Company helps Ga. counties get funding tied to illegal immigrants

For a fee, a Texas-based company is helping dozens of Georgia counties secure federal reimbursements for holding illegal immigrants behind bars.

Justice Benefits Inc. is doing the work in exchange for a fee based on a percentage of the funding each county gets from the State Criminal Alien Assistance Program.

The company contracts with more than 500 counties nationwide, including 26 in Georgia, said Mike Moore, Justice Benefits’ senior vice president of government affairs.

DeKalb County, which is among Justice Benefits' clients, received the highest funding from the program of any county in Georgia during the last fiscal year at $246,793.
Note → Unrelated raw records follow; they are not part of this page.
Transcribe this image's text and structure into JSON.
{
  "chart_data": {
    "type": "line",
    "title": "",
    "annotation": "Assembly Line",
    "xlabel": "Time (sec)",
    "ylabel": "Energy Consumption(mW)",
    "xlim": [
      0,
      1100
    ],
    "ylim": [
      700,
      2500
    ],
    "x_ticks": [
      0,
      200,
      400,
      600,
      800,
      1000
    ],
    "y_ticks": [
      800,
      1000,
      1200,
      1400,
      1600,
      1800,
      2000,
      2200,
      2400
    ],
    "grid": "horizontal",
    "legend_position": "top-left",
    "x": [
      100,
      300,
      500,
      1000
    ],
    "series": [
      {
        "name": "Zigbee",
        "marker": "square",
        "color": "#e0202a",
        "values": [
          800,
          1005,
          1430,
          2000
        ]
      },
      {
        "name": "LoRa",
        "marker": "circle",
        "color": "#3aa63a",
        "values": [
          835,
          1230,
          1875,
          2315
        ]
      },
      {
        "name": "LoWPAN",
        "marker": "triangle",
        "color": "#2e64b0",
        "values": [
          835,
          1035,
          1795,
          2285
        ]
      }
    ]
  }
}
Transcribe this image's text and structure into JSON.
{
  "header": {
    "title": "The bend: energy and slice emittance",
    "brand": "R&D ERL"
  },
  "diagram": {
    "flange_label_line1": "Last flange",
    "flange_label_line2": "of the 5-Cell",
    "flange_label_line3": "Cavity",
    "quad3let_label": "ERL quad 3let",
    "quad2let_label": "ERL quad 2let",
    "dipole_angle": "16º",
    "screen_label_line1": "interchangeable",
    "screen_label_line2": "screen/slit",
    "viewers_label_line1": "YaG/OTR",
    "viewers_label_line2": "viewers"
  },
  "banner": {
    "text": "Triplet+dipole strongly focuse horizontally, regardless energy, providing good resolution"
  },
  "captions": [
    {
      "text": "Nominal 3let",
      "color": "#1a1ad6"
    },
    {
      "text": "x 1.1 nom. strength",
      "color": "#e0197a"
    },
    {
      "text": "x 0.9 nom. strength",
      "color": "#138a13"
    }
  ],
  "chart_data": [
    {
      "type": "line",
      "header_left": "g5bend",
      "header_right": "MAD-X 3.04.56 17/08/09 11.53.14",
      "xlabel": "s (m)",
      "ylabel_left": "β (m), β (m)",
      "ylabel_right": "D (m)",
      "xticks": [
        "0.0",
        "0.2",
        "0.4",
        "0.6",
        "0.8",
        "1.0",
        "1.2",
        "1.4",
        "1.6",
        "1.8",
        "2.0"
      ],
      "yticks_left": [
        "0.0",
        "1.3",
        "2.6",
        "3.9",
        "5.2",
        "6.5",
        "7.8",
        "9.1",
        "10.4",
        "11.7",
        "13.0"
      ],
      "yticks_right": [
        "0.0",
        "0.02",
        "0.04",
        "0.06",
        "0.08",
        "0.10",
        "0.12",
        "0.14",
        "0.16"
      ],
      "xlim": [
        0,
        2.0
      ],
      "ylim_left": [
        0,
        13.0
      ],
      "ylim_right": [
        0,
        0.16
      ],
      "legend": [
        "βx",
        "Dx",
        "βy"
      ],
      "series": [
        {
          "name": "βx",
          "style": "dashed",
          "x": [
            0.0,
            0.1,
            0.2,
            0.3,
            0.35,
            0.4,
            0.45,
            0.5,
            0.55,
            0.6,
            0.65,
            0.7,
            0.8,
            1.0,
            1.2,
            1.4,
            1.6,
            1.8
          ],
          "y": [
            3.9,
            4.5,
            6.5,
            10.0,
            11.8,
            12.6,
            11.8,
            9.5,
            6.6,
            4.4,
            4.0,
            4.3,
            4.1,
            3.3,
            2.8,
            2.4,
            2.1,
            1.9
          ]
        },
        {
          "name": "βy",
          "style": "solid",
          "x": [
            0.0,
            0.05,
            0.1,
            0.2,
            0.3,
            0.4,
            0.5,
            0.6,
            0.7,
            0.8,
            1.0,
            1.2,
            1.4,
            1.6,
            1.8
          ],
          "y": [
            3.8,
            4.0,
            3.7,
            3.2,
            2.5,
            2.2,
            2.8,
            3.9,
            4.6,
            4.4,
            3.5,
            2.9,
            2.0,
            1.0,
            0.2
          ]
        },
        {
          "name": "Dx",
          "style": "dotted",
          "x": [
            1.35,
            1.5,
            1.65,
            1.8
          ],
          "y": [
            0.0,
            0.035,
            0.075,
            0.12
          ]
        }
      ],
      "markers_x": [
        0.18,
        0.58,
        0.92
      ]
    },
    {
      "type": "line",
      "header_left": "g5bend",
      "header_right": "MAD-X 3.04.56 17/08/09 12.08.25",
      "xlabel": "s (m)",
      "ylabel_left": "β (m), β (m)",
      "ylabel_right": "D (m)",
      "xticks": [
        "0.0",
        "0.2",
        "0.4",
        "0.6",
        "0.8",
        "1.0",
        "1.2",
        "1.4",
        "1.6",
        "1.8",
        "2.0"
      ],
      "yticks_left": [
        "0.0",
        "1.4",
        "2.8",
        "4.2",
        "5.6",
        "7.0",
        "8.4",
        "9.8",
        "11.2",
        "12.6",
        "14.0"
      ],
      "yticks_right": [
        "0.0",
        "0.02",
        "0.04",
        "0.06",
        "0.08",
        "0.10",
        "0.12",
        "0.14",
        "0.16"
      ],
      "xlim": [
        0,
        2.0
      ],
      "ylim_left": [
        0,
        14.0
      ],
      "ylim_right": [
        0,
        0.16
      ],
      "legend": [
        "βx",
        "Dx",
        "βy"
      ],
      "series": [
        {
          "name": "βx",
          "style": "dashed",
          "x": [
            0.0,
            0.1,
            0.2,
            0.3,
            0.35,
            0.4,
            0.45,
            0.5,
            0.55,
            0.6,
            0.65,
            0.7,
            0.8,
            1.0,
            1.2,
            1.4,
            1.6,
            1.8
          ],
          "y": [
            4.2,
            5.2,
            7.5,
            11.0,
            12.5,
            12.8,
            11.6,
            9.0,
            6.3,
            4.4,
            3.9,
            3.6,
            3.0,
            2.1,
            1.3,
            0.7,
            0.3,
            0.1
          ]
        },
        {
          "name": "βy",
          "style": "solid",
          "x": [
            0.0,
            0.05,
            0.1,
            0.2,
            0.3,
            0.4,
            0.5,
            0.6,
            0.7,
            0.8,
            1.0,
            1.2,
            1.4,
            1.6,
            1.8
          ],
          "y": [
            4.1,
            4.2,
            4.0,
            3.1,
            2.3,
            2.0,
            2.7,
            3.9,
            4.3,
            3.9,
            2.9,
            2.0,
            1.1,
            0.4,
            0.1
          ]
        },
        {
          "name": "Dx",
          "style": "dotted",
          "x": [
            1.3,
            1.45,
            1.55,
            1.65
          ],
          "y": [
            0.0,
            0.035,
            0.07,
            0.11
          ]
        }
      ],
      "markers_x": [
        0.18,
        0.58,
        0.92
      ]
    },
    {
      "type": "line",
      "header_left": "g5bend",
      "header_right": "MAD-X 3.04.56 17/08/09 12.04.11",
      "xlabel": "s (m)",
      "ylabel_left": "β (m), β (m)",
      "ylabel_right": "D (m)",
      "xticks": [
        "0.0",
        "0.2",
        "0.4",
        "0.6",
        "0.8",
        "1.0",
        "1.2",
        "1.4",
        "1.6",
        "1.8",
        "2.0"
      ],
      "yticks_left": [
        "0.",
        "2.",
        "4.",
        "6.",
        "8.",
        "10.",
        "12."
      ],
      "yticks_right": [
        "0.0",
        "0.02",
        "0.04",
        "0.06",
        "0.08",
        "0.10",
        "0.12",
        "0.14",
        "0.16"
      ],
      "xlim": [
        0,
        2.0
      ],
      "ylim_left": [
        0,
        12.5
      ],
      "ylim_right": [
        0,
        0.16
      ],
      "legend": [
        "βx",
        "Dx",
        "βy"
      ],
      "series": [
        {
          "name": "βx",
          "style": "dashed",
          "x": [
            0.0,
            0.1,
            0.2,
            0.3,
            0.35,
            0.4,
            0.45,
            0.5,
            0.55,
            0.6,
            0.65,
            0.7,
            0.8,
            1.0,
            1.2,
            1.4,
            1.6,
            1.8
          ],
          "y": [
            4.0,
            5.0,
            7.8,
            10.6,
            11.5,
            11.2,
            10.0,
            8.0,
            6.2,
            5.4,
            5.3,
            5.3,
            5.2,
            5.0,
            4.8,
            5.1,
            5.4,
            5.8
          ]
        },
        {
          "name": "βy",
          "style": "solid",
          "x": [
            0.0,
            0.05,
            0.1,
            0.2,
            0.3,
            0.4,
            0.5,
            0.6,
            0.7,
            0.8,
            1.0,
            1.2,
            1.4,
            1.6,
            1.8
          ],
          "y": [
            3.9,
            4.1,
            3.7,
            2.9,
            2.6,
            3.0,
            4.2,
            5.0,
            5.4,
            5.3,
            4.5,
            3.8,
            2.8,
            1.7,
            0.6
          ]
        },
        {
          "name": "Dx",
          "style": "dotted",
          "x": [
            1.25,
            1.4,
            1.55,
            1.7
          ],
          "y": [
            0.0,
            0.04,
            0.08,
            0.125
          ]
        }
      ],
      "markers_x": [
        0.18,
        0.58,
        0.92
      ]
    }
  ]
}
DeKalb’s contract with Justice Benefits shows it must pay the company a fee equal to 15 percent of the federal funding it receives from the reimbursement program. Justice Benefits helps the counties identify which inmates are eligible for the program and then helps them put their applications together.

“I have nothing but good to say about JBI,” said Melissa Manrow, a special projects coordinator in the DeKalb Sheriff’s Office. “I think they are very open and responsible. It is to their benefit to maximize our take because the more we get, the more they get.”

Meanwhile, Fulton County is the most populous county in Georgia, yet it has historically received less federal funding for incarcerating illegal immigrants than much smaller communities in the state, public records show.

Last fiscal year, for example, Fulton received $7,939 from the federal reimbursement program. Fulton’s population in 2010 was 920,581, census records show. In contrast, Henry County -- population 203,922 -- received $58,826. And Gwinnett County -- population 805,321 -- got $190,963.

Tracy Flanagan, a spokeswoman for the Fulton Sheriff’s Office, said her county’s jail doesn’t have “large numbers of noncitizens” who meet the criteria for the funding. When Fulton applied for last fiscal year’s funding, it reported it had held 68 noncitizens, according to documents obtained under Georgia's Open Records Act. The county’s inmate population totaled 2,351 this week.

Flanagan said her office recently considered hiring a private company to help it apply for the money, but the county decided to continue doing the work in-house. Justice Benefits recently sent Fulton a contract proposal, Moore said.

“We definitely feel like Fulton is underclaiming and they could get increased amounts of funding under the SCAAP program,” Moore said.